The Stargates will return to Sci Fi Fridays next month, but till then, if you 1) acknowledge that David Hewlett’s snarky and arrogant Dr. Rodney McKay is the best thing about Stargate Atlantis, and 2) need a geeky Hewlett fix, then you’ve gotta check out the 2003 Canadian film Nothing, from Vincenzo Natali, the guy who made the seriously freaky Cube. I’m tempted to say as close to nothing about Nothing as possible, because it’s freaky in a way similar to Cube (though not at all gory), which is to say that it is more disturbing, and in the case of Nothing, more funny, the less you know in advance. Maybe it’s enough to say that Dave (Hewlett) and Andrew (Andrew Miller) are two dorks who live together in a ramshackle Toronto house that’s like something Terry Gilliam might dream about, but, being dorkishly antisocial, they don’t have a lot of use for the rest of the world. And they wake up one morning after a particularly uncomfortable run-in with the rest of the world to find that it’s gone. The world, that is. Or maybe they’ve been transported somewhere else where the world isn’t.

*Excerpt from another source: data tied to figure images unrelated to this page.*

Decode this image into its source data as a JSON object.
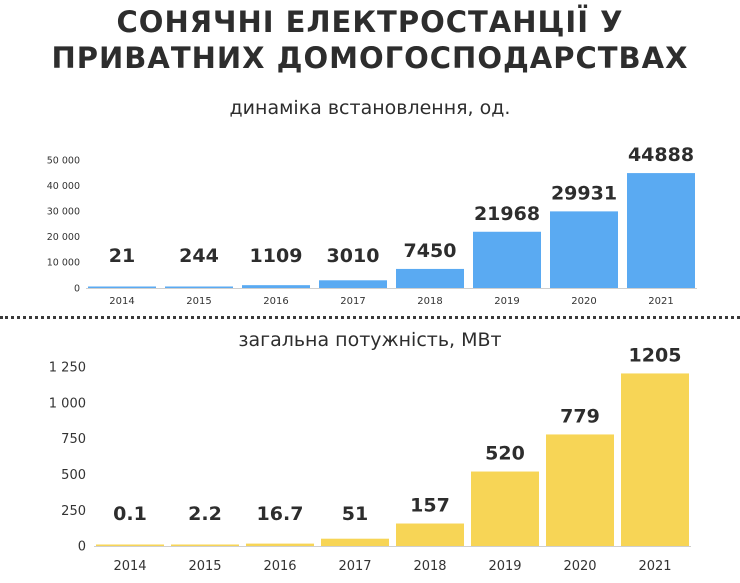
{
  "title": {
    "line1": "СОНЯЧНІ ЕЛЕКТРОСТАНЦІЇ У",
    "line2": "ПРИВАТНИХ ДОМОГОСПОДАРСТВАХ"
  },
  "colors": {
    "installations_bar": "#5aaaf2",
    "capacity_bar": "#f7d556",
    "text": "#2d2d2d"
  },
  "chart_data": [
    {
      "type": "bar",
      "title": "динаміка встановлення, од.",
      "categories": [
        "2014",
        "2015",
        "2016",
        "2017",
        "2018",
        "2019",
        "2020",
        "2021"
      ],
      "values": [
        21,
        244,
        1109,
        3010,
        7450,
        21968,
        29931,
        44888
      ],
      "data_labels": [
        "21",
        "244",
        "1109",
        "3010",
        "7450",
        "21968",
        "29931",
        "44888"
      ],
      "y_ticks": [
        0,
        10000,
        20000,
        30000,
        40000,
        50000
      ],
      "y_tick_labels": [
        "0",
        "10 000",
        "20 000",
        "30 000",
        "40 000",
        "50 000"
      ],
      "ylim": [
        0,
        50000
      ],
      "grid": false,
      "legend": "none"
    },
    {
      "type": "bar",
      "title": "загальна потужність, МВт",
      "categories": [
        "2014",
        "2015",
        "2016",
        "2017",
        "2018",
        "2019",
        "2020",
        "2021"
      ],
      "values": [
        0.1,
        2.2,
        16.7,
        51,
        157,
        520,
        779,
        1205
      ],
      "data_labels": [
        "0.1",
        "2.2",
        "16.7",
        "51",
        "157",
        "520",
        "779",
        "1205"
      ],
      "y_ticks": [
        0,
        250,
        500,
        750,
        1000,
        1250
      ],
      "y_tick_labels": [
        "0",
        "250",
        "500",
        "750",
        "1 000",
        "1 250"
      ],
      "ylim": [
        0,
        1250
      ],
      "grid": false,
      "legend": "none"
    }
  ]
}
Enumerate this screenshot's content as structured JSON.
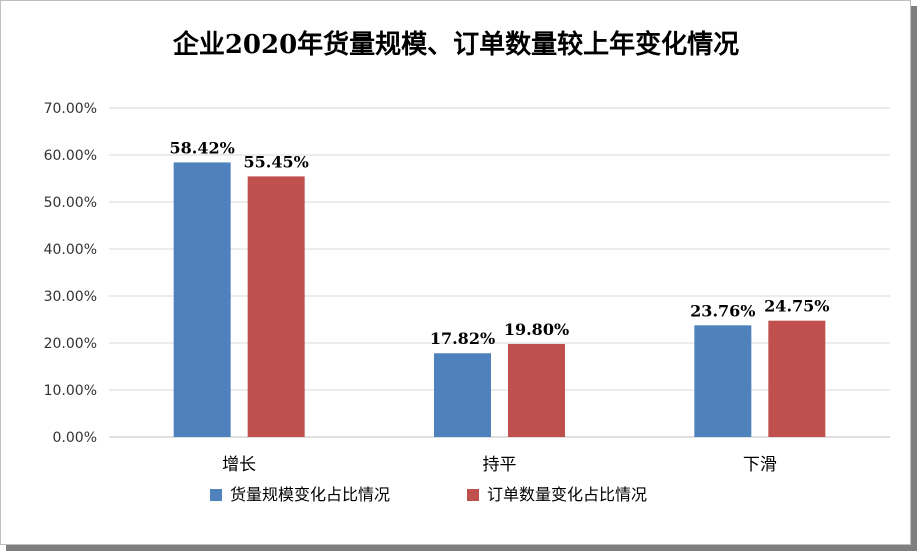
{
  "chart_data": {
    "type": "bar",
    "title": "企业2020年货量规模、订单数量较上年变化情况",
    "categories": [
      "增长",
      "持平",
      "下滑"
    ],
    "series": [
      {
        "name": "货量规模变化占比情况",
        "values": [
          58.42,
          17.82,
          23.76
        ],
        "labels": [
          "58.42%",
          "17.82%",
          "23.76%"
        ],
        "color": "#4f81bd"
      },
      {
        "name": "订单数量变化占比情况",
        "values": [
          55.45,
          19.8,
          24.75
        ],
        "labels": [
          "55.45%",
          "19.80%",
          "24.75%"
        ],
        "color": "#c0504d"
      }
    ],
    "ylim": [
      0,
      70
    ],
    "yticks": [
      "0.00%",
      "10.00%",
      "20.00%",
      "30.00%",
      "40.00%",
      "50.00%",
      "60.00%",
      "70.00%"
    ],
    "ytick_values": [
      0,
      10,
      20,
      30,
      40,
      50,
      60,
      70
    ],
    "grid": true,
    "legend": "bottom"
  }
}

I’ve probably already said too much. It’s all deliciously Twilight Zoney, which would be enough for many a geek, but the bonus of Hewlett’s performance — as a too-smart, too-weird guy who gets what he wishes for and then is sorry he got it… maybe — is what makes Nothing a must-see. His fidgety energy animates Dave’s misanthrophy so that you identify with it at the same time you want to give him a smack — Hewlett creates a screen presence that you just can’t help but love even when he’s being an annoying little shit.
And that’s the case with his character, Bryan, in the 2004 Canadian film Ice Men — it’s one of those “let’s get the guys together for the weekend in a remote cabin so we can learn all sorts of stuff about one another we wish we never learned” dramas, and Hewlett is the best thing in it. Whether he’s digging through the collection of old vinyl record albums in the cabin and discovering some groovy bachelor music or in the middle of a sex scene that’s actually funny, Hewlett is dedicated to the character, with all his flaws and frustrations, in a way that, unfortunately, mostly shows up the rest of the cast. For Hewlett fans, though, it’s catnip.